Binlerce dönüm ormanımız yandı… Bir ay önce yine yanmıştı… Geçen sene de yanmıştı zaten… Aynı hafta içinde Yedidalga ve Taşpınar’da da bizi korkutan başlangıçlar oldu ama ne iyi ki sonu çok kötü gelmedi.
Sadece Kuzey Kıbrıs’ta değil aslında; çevremizde de yangınlar oluyor. Geçen hafta Baf’ta bir orman yangını oldu; kısa sürede söndürüldü. Türkiye ve Yunanistan da yangınlardan nasibini alıyor. Yunanistan’ı yeterince izleyemiyoruz ama Türkiye’deki yangınların nelere mal olduğunu da, yangınlarla ilgili tartışmaları da biliyoruz.
DÜNYAMIZ DEĞİŞİYOR
Bulunduğumuz bölgede orman yangınlarına uygun bir ortam gelişiyor. Hava sıcakları yükseliyor, nem oranı düşüyor, yaz rüzgarları şiddetleniyor. Buna “iklim değişikliği” diyorlar. Tetikleyici bir unsur bulunur bulunmaz yangın bütün haşmeti ile üzerimize çöküyor.

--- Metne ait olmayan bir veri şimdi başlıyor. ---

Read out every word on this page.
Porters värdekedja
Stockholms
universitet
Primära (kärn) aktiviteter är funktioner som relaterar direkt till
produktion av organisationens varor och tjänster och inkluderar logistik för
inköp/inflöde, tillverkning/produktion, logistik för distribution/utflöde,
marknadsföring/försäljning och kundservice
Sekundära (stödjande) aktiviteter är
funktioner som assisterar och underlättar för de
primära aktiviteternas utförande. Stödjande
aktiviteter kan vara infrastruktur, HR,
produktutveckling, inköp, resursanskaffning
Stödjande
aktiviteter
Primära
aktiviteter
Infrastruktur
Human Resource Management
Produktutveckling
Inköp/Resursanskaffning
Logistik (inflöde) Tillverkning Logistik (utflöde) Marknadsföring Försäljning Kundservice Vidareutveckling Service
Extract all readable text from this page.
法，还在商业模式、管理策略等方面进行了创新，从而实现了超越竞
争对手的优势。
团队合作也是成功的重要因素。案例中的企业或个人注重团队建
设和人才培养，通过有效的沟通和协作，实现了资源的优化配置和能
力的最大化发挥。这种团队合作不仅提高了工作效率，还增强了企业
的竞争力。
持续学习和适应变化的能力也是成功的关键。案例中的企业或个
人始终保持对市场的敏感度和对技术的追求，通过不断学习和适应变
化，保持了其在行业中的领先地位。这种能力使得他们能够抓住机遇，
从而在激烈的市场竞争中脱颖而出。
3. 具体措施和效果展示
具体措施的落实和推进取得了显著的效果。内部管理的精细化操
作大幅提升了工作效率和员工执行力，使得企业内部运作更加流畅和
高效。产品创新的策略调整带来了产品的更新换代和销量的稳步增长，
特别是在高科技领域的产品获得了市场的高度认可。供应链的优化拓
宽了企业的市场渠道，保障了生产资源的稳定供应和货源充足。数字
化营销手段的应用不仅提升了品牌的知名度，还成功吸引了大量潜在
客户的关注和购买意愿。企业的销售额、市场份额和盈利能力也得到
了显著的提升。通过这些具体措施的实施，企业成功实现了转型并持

Küresel ısınma ile mücadele küresel bir sorundur; üzerimize düşeni yapmalıyız ama kendi yangınlarımızı önlemek ve etkili şekilde müdahale edebilmek için de çalışmak zorundayız. Bu, KAMUSAL BİR GÖREVDİR. Bu görevi yerine getirebilmek için kaynak ayırmalı, bilgi toplamalı ve teşkilat kurmalıyız.
Küçük yangınlar bizim için uyarıcı olmuyor; bir gün konuştuktan sonra işimize dönüyor, nereden nasıl bir çıkar sağlayacağımızın peşine düşünüyoruz. Büyük yangınların etkisi biraz daha uzun sürüyor. Özellikle yangının üçüncü gününden sonra ateş bacayı sarıyor, herkes bildiğini sandığı şeyleri ortaya saçıyor.

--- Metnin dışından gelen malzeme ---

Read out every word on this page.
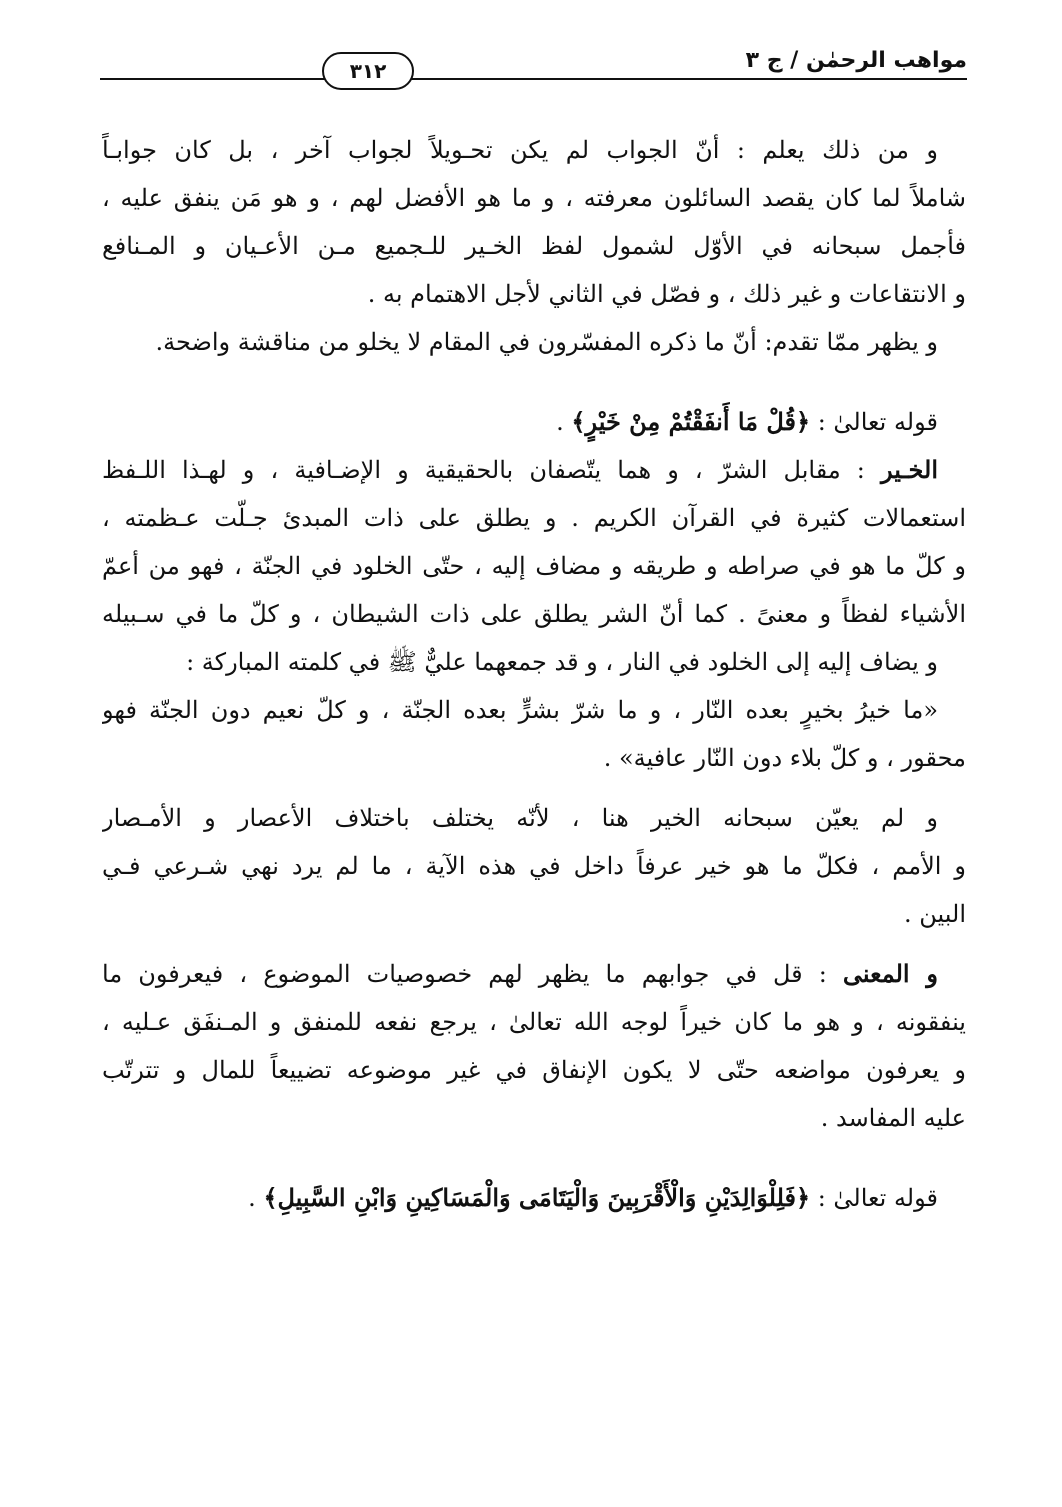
مواهب الرحمٰن / ج ٣
٣١٢
و من ذلك يعلم : أنّ الجواب لم يكن تحـويلاً لجواب آخر ، بل كان جوابـاً
شاملاً لما كان يقصد السائلون معرفته ، و ما هو الأفضل لهم ، و هو مَن ينفق عليه ،
فأجمل سبحانه في الأوّل لشمول لفظ الخـير للـجميع مـن الأعـيان و المـنافع
و الانتقاعات و غير ذلك ، و فصّل في الثاني لأجل الاهتمام به .
و يظهر ممّا تقدم: أنّ ما ذكره المفسّرون في المقام لا يخلو من مناقشة واضحة.
قوله تعالىٰ : ﴿قُلْ مَا أَنفَقْتُمْ مِنْ خَيْرٍ﴾ .
الخـير : مقابل الشرّ ، و هما يتّصفان بالحقيقية و الإضـافية ، و لهـذا اللـفظ
استعمالات كثيرة في القرآن الكريم . و يطلق على ذات المبدئ جـلّت عـظمته ،
و كلّ ما هو في صراطه و طريقه و مضاف إليه ، حتّى الخلود في الجنّة ، فهو من أعمّ
الأشياء لفظاً و معنىً . كما أنّ الشر يطلق على ذات الشيطان ، و كلّ ما في سـبيله
و يضاف إليه إلى الخلود في النار ، و قد جمعهما عليٌّ ﷺ في كلمته المباركة :
«ما خيرُ بخيرٍ بعده النّار ، و ما شرّ بشرٍّ بعده الجنّة ، و كلّ نعيم دون الجنّة فهو
محقور ، و كلّ بلاء دون النّار عافية» .
و لم يعيّن سبحانه الخير هنا ، لأنّه يختلف باختلاف الأعصار و الأمـصار
و الأمم ، فكلّ ما هو خير عرفاً داخل في هذه الآية ، ما لم يرد نهي شـرعي فـي
البين .
و المعنى : قل في جوابهم ما يظهر لهم خصوصيات الموضوع ، فيعرفون ما
ينفقونه ، و هو ما كان خيراً لوجه الله تعالىٰ ، يرجع نفعه للمنفق و المـنفَق عـليه ،
و يعرفون مواضعه حتّى لا يكون الإنفاق في غير موضوعه تضييعاً للمال و تترتّب
عليه المفاسد .
قوله تعالىٰ : ﴿فَلِلْوَالِدَيْنِ وَالْأَقْرَبِينَ وَالْيَتَامَى وَالْمَسَاكِينِ وَابْنِ السَّبِيلِ﴾ .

Mersinlik Yangını sırasında da öyle oldu. Yangına karşı kullanılacak hava aracımızın olmamasından, erken uyarı sistemlerine; Orman Dairesi’nin yetersizliklerinden Sivil Savunma Teşkilatı’na kadar her şeyi konuştuk.
Peki, bu konuşulanların iyisini kötüsünü kim ayıklayacak?
Gerçekten sağlıklı bir orman örgütü için neler yapılması gerektiğini, bunların bize kaça mal olacağını ve bu kaynağın nereden bulunabileceğini kim veya kimler anlatacak?
Yangınlarla mücadele etmek için yapmamız gerekenleri saptamak ve gerekenleri yerine getirebilmek için öncelikli bu görevi yapacakları saptamak, yetkilendirmek ve sonuçlarından sorumlu tutmak gerekiyor. Yetki ile birlikte kaynak vermek; tartışmakla yetinmemek gerekiyor.
ETKİLİ TARTIŞABİLMEK
Oysa biz tartışma yapmayı bile beceremiyoruz!
Mersinlik Yangını’nın bütün yükü, orman alanı içindeki bir özel mülkte yer alan bir evin sahibine yıkılmış durumdadır. O ev yok mu, o ev! Ah o ev! O ev olmasaydı, bu kadar orman alanı yanmamış olacaktı!
Daha bir ay önce nedeni resmi olarak açıklanmayan bir yangın sonunda bin dönümlük arazi yandı. O günden beri de küçüklü büyüklü yangınlar zaten yaşanıyor. H.K. kimdir bilmiyorum ama orman alanı içindeki mülküne izinsiz bir konut yaptı diye binlerce dönümlük ormanın yanması gerekmiyor. Yol açmak için kullanılan dozerin ruhsatının olmaması da yangını izah etmeye yetmiyor. Zaten ilgili bakan, daha geçtiğimiz gün, yollardaki araçların yarısının ruhsatsız olduğunu açıklamış bulunuyor. Bütün bunların orman yangınları ve müdahalelerimizin etkisiz kalması ile çok az ilişkisi vardır.
Her şeyimiz gibi, sorunları tartışma şeklimiz de Türkiye’ye benzedi: Cumhurbaşkanı Erdoğan, kendi idaresinin suçlarını gizlemek için olacak, orman yangınlarına neden olanlara idama kadar gidebilecek cezalar verilmesi gerektiğini söyledi. Sonra birini yakaladılar… Ormanı, babası arsa vaadini yerine getirmediği için kendisinin yaktığını söyledi. Az sonra da babasının arsası olmadığı da meydana çıktı.
Artık iyice belli oldu: Ormanı yaktı diye meczubun birini asmanın çözüm olacağını sananlar olduğu sürece biz bu orman yangınlarının önüne geçemeyecek, etkilerini azaltamayacağız. Eşkıya diye dağa çıkan Mida’yı ihbar ederek ödüle kavuşmayı ve mali sorunlarımızdan böylece kurtulmayı hayal ettiğimiz sürece, önümüze her çıkanı Mida’ya benzetmekten de kurtulamayacağız anlaşılan.